For instance, partly thanks to VSI, FATEB offers “a course on relief and trauma” that draws on their experience. At JETS, faculty “thought it would be a good experience for our students to see how you do ministry during crisis because this will be their life as pastors.” So JETS never closed, even at the height of the unrest. Professors taught over the sound of gunfire. Bulus, Rose, and their son went to bed with their shoes on, ready to flee if they needed to. JETS’s current president was sponsored by ScholarLeaders LeaderStudies for a PhD in Christian Ethics and has published on Christian responses to violence.

Because FUSBC’s students mostly live on campus, FUSBC encourages spiritual formation through dormitory prayer meetings, chapel, and a mentoring program that pairs families with single students. This not only trains students for the future but also opens avenues of healing for students who have themselves suffered.

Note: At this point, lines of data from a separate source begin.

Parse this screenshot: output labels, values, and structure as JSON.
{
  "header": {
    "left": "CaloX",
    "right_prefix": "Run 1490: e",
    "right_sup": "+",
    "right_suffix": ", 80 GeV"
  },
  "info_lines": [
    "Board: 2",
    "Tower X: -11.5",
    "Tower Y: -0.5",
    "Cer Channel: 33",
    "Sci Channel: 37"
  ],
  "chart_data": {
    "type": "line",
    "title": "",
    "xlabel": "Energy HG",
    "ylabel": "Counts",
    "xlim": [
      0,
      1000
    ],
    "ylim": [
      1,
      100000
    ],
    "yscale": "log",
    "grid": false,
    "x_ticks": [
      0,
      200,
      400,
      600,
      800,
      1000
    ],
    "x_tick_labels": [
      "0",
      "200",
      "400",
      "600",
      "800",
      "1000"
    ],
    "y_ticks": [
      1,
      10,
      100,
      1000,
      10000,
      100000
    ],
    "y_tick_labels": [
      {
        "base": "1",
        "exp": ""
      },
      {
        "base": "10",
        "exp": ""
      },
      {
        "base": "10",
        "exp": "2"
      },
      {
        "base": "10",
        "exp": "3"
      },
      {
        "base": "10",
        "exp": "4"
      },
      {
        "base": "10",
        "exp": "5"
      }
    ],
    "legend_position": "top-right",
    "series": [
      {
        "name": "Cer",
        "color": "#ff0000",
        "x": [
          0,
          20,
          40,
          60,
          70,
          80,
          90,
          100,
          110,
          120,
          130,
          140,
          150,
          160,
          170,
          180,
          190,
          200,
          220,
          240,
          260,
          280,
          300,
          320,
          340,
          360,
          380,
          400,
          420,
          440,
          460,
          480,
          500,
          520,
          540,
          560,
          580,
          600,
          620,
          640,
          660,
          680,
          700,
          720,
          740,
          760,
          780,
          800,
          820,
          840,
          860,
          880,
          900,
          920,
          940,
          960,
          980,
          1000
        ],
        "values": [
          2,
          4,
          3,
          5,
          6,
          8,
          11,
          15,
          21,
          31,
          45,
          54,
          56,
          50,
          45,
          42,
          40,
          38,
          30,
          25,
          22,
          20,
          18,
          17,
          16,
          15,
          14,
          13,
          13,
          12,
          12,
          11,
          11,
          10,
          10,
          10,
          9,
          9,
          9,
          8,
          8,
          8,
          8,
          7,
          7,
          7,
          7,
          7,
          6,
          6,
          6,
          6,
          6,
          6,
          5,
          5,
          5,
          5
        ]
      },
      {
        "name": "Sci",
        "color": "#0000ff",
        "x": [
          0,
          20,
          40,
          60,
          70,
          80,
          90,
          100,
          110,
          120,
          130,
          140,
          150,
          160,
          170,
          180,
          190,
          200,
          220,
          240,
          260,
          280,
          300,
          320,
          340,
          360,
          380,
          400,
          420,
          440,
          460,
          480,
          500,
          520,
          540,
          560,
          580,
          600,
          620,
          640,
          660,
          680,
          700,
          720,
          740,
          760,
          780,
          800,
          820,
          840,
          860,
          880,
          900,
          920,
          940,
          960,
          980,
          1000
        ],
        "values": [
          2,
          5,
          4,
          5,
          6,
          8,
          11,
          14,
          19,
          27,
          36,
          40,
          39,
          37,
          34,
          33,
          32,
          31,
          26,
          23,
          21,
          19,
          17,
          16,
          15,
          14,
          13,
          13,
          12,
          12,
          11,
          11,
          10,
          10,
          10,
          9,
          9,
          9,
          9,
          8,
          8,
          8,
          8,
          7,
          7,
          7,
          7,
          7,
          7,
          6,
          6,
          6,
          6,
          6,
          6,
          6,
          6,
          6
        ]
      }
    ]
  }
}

Thanks to its faculty’s expertise, FUSBC leads research on how the Church can minister to the internally displaced. Athena Gorospe’s ScholarLeader of the Year visit to FUSBC in 2019 enriched FUSBC’s work with her perspective from the Filipino experience of displacement.
USB collaborates with the DRC’s government on similar research. In 2004, when the new District Leader was chosen, she said, “For the moment, this is the only place of peace in the District. I know that God is with you, and I beg you to continue helping us.”
As they reflect God’s character even more powerfully to Church and society during conflict, these seminaries are “more than conquerors” of staggering evil (Rom. 8:37). They offer physical refuge to those on all sides, and they train those who build lasting peace.